Introdotti con le parole del "discepolo che Gesù amava e che durante la cena posò il capo sul petto di lui" ( Gv 21,23 ), nel mistero stesso dell'infinita carità del Verbo incarnato, sembra essere cosa degna e giusta, equa e salutare che noi ci soffermiamo alquanto, venerabili fratelli, nella contemplazione di così soave mistero, affinché, illuminati dalla luce che su di esso riflettono le pagine del Vangelo, possiamo anche noi esperimentare il felice adempimento del voto che l'Apostolo formulava scrivendo agli Efesini: "Cristo dimori nei vostri cuori per mezzo della fede, e voi, radicati e fortificati in amore, siate resi capaci di comprendere con tutti i santi quale sia la larghezza e la lunghezza e l'altezza e la profondità, e intendere questo amore di Cristo che sorpassa ogni scienza, affinché siate ricolmi di tutta la pienezza di Dio" ( Ef 3,17-19 ).
Il mistero della divina redenzione è primariamente e naturalmente un mistero d'amore: un mistero, cioè, di amore giusto da parte di Cristo verso il Padre celeste, cui il sacrificio della croce, offerto con animo amante e obbediente, presenta una soddisfazione sovrabbondante e infinita per le colpe del genere umano: "Cristo soffrendo per carità e obbedienza, offri a Dio qualche cosa di maggior valore, che non esigesse la compensazione per tutte le offese fatte a Dio dal genere umano".
E inoltre mistero di amore misericordioso dell'augusta Trinità e del Redentore divino verso l'intera umanità, poiché essendo questa del tutto incapace di offrire a Dio una soddisfazione degna per i propri delitti,8 Cristo, mediante le inscrutabili ricchezze di meriti che si acquistò con l'effusione del suo preziosissimo sangue, poté ristabilire quel patto di amicizia tra Dio e gli uomini che era stato una prima volta violato nel paradiso terrestre per la miserevole caduta di Adamo e poi innumerevoli volte per l'infedeltà del popolo eletto.

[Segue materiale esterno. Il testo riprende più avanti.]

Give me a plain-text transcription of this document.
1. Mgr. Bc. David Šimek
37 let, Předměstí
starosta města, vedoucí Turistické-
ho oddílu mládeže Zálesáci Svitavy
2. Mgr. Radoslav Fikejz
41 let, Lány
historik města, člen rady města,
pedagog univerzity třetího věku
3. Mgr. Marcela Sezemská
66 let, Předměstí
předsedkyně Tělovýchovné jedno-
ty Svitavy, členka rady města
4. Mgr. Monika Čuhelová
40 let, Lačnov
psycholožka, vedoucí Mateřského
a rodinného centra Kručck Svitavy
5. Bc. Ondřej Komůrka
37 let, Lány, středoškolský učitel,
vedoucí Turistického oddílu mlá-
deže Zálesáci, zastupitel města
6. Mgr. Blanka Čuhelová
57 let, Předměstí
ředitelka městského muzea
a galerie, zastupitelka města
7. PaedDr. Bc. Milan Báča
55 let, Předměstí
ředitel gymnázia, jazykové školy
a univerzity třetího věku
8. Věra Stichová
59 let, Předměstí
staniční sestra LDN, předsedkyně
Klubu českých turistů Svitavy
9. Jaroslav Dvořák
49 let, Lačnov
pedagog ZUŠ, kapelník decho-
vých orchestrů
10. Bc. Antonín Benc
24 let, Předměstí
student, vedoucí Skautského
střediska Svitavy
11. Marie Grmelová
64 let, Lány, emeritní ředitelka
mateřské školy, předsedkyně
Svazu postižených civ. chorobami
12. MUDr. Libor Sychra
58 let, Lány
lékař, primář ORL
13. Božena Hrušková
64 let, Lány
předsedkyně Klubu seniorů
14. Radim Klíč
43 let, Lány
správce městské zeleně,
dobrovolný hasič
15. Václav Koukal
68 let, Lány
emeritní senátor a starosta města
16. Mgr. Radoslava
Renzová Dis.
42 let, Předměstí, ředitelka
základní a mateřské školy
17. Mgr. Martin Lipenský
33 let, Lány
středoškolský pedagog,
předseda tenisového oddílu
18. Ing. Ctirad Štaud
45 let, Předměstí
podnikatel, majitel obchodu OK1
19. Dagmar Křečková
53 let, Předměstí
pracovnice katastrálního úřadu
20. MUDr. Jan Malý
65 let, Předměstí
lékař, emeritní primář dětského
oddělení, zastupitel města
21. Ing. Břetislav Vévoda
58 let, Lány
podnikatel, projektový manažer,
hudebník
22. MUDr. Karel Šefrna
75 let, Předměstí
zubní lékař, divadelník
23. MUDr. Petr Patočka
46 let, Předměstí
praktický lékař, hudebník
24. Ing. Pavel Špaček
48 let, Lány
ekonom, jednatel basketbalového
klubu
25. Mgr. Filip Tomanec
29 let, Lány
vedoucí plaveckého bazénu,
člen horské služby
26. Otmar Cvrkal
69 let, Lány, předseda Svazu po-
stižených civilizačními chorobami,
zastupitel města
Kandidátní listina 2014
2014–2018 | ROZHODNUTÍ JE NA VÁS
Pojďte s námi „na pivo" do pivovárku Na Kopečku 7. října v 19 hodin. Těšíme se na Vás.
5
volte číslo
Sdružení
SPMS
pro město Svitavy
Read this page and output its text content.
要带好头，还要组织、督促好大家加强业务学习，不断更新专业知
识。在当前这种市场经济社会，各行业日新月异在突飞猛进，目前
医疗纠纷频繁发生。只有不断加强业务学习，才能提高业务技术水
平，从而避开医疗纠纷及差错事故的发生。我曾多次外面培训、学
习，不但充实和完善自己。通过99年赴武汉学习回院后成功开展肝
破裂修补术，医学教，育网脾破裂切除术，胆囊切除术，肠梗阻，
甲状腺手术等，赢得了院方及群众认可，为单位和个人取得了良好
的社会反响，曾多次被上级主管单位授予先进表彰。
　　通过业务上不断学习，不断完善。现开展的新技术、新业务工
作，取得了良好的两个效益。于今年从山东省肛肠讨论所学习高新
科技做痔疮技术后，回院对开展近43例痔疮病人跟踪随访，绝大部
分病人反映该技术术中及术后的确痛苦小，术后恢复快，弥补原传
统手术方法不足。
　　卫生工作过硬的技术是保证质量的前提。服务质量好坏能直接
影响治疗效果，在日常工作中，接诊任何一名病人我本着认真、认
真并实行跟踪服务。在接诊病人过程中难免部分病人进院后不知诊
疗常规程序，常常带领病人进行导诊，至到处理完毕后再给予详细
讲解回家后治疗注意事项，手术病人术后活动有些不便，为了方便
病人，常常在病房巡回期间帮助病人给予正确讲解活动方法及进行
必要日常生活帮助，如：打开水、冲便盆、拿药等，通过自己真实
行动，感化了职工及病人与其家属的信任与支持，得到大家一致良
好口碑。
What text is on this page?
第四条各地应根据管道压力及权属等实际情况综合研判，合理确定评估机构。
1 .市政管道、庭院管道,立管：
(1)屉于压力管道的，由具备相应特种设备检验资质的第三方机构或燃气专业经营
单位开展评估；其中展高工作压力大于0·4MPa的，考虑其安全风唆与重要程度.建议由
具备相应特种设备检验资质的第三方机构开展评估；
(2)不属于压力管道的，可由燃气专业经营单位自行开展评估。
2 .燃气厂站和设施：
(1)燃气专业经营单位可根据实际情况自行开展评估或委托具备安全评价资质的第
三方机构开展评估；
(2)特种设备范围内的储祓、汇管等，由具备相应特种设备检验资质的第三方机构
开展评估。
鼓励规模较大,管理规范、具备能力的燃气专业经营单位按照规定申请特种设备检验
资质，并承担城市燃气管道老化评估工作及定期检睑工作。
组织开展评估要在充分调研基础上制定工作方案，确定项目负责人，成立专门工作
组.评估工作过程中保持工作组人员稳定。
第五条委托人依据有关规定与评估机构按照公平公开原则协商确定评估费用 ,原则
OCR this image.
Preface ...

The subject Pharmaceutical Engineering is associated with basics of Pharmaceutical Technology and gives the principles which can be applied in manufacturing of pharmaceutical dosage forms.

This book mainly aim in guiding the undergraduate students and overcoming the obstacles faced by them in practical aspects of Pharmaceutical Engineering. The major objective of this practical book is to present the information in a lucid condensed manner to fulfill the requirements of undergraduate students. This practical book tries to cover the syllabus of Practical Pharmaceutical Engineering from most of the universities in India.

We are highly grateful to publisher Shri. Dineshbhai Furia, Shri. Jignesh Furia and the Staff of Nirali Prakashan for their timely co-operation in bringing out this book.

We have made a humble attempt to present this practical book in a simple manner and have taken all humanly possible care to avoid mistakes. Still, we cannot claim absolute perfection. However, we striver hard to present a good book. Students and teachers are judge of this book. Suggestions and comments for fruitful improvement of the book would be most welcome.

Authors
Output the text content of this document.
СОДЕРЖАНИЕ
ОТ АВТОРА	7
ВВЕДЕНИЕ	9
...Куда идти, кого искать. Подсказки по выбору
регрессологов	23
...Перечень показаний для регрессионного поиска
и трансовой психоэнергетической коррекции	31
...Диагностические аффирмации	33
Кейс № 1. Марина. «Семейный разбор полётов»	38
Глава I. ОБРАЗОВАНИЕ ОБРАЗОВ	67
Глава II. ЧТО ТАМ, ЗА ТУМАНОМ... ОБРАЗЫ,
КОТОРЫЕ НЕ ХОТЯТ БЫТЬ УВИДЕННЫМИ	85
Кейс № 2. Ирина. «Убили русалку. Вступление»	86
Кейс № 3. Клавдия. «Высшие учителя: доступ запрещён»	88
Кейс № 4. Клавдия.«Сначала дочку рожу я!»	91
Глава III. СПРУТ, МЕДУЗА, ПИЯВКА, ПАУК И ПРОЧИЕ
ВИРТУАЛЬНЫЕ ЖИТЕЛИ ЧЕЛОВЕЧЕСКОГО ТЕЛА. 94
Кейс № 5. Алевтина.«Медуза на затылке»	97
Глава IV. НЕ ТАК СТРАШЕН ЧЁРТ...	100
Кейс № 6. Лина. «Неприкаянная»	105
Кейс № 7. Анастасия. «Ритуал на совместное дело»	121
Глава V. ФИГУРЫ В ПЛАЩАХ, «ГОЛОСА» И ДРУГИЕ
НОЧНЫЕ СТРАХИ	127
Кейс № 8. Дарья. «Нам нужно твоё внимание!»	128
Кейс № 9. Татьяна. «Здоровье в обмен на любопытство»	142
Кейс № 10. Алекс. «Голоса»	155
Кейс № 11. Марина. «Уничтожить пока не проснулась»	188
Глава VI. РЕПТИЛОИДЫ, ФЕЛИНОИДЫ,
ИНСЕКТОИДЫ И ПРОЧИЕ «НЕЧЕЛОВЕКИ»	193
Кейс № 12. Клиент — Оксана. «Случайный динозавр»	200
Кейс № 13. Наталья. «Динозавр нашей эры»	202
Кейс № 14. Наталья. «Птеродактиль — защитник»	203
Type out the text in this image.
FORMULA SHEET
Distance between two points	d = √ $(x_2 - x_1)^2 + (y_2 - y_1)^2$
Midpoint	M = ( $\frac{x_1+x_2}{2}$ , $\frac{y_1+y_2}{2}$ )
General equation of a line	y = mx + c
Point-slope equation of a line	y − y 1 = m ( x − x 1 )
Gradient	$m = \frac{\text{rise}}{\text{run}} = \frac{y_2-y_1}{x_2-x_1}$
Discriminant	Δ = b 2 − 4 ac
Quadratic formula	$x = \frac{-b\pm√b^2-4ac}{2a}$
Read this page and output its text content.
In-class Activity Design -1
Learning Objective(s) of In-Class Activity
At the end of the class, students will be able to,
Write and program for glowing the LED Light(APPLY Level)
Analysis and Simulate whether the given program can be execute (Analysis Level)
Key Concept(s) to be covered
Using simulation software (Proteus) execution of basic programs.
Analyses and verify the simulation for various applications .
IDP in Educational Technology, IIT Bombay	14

Pertanto il divin Redentore - come legittimo e perfetto mediatore nostro - avendo, sotto lo stimolo di un'accesissima carità per noi, conciliati perfettamente i doveri e gli impegni del genere umano con i diritti di Dio, è stato indubbiamente l'autore di quella meravigliosa conciliazione tra la divina giustizia e la divina misericordia che costituisce l'assoluta trascendenza dei mistero della nostra salvezza, così sapientemente espressa dall'angelico dottore in queste parole: "Giova osservare che la liberazione dell'uomo mediante la passione di Cristo fu conveniente sia alla sua misericordia che alla sua giustizia.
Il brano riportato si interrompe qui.